With a high mark of 27, there are currently 18 individuals seeking to be the Democratic Party’s standard-bearer against President Trump. Among those names tossed about at the donors dinner, Patrick has recently entered the Democratic fray.

In 2018, citing the cruelty of the process, Patrick declared he would not be a candidate for president, but some 11 months later, he has had a change of heart. To what slice of the Democratic Party pie will Patrick appeal that is not currently occupied by the other 17 candidates?

Patrick possesses a great story: He was born on Chicago’s South Side. While in middle school, Patrick qualified to attend the prestigious Milton Academy, which touts such notable alumni as T.S. Eliot and Ted and Robert Kennedy. He went on to obtain undergraduate and law degrees at Harvard.

Patrick’s story includes an impressive resume in the public and private sectors. In 2015, after leaving the governor’s mansion, Patrick joined Bain Capital. The last former Massachusetts governor who went to work for Bain Capital was Mitt Romney, who was eviscerated by Democrats during the 2012 presidential race as the poster child for Republican greed and callousness.

In all likelihood, Bain is not the gluttonous economic Leviathan that Democrats tarred Romney as in 2012, but it is the narrative they created and it will be difficult to walk it back on behalf of Patrick.
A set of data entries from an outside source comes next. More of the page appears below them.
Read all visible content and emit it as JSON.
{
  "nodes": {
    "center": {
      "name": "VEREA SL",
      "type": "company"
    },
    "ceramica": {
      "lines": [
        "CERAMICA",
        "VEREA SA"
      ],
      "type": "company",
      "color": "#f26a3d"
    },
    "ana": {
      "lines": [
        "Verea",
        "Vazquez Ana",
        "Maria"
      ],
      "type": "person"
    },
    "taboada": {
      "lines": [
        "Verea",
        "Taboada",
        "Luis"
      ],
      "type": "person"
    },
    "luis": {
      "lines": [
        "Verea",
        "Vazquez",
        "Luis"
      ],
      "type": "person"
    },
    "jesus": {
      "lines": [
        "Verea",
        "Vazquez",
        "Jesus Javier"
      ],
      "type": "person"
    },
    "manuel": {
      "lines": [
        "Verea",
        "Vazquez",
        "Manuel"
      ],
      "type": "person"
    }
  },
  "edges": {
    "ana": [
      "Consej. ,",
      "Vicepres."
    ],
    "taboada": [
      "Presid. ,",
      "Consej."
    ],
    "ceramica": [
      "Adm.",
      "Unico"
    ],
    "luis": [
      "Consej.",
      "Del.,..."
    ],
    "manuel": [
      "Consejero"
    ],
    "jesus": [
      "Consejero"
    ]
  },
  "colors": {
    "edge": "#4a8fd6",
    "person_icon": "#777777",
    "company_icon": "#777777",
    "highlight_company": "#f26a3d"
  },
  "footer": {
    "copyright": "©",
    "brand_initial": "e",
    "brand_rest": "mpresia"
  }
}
That dog simply won’t hunt!

Underneath Patrick’s entry into the presidential race is a party that portrays itself as the one for the people but does not trust the people to nominate the right candidate. Instead of smoked-filled rooms with whiskey, party bosses now enjoy green tea and tofu burgers and communicate remotely.

They forget that the learned cabal of elders did not initially support Bill Clinton in 1992 nor Barack Obama in 2008.

Rarely does the status quo, however defined, look forward. It may take a casual glance to the not-so-distant past, but its primary focus is the immediate; that is where the status quo finds comfort. But change is not a medium rooted in comfort.

Hillary Clinton, in 2016, would be president today were it not for a combined total of 77,000 votes in three key states. Moreover, had turnout numbers been comparable to those of John Kerry’s unsuccessful 2004 bid, Clinton would most likely be president.

Methinks the Democratic Party establishment doth protest too much. Could it be their collective concern is rooted less in the viability of certain candidates and more about the declining control they would have with that individual?

The top two fundraisers for the third quarter (Sanders and Warren) have largely eschewed large money donations, focusing instead on small money donors.

Perhaps Democrats are unified in their desire to defeat President Trump, but not so much about the recalibrations they too need to undergo. If, for example, Warren were the presidential nominee, what impact could that have on the Wall Street donors, who are embroiled in a philosophical feud with her largely over tax policy, and their willingness to support Democratic Senate candidates? Could that be the difference that prohibits Democrats from retaking the Senate in 2020?

Actually, none of this really matters because elections are not settled nearly a year out.

Why would Democrats assume that only their Republican counterparts are in dire need of change? Maybe the party does not need another candidate who could bring calm to the status quo, perhaps just an active electorate to become the ultimate decision maker as to who and what the Democratic Party should stand for.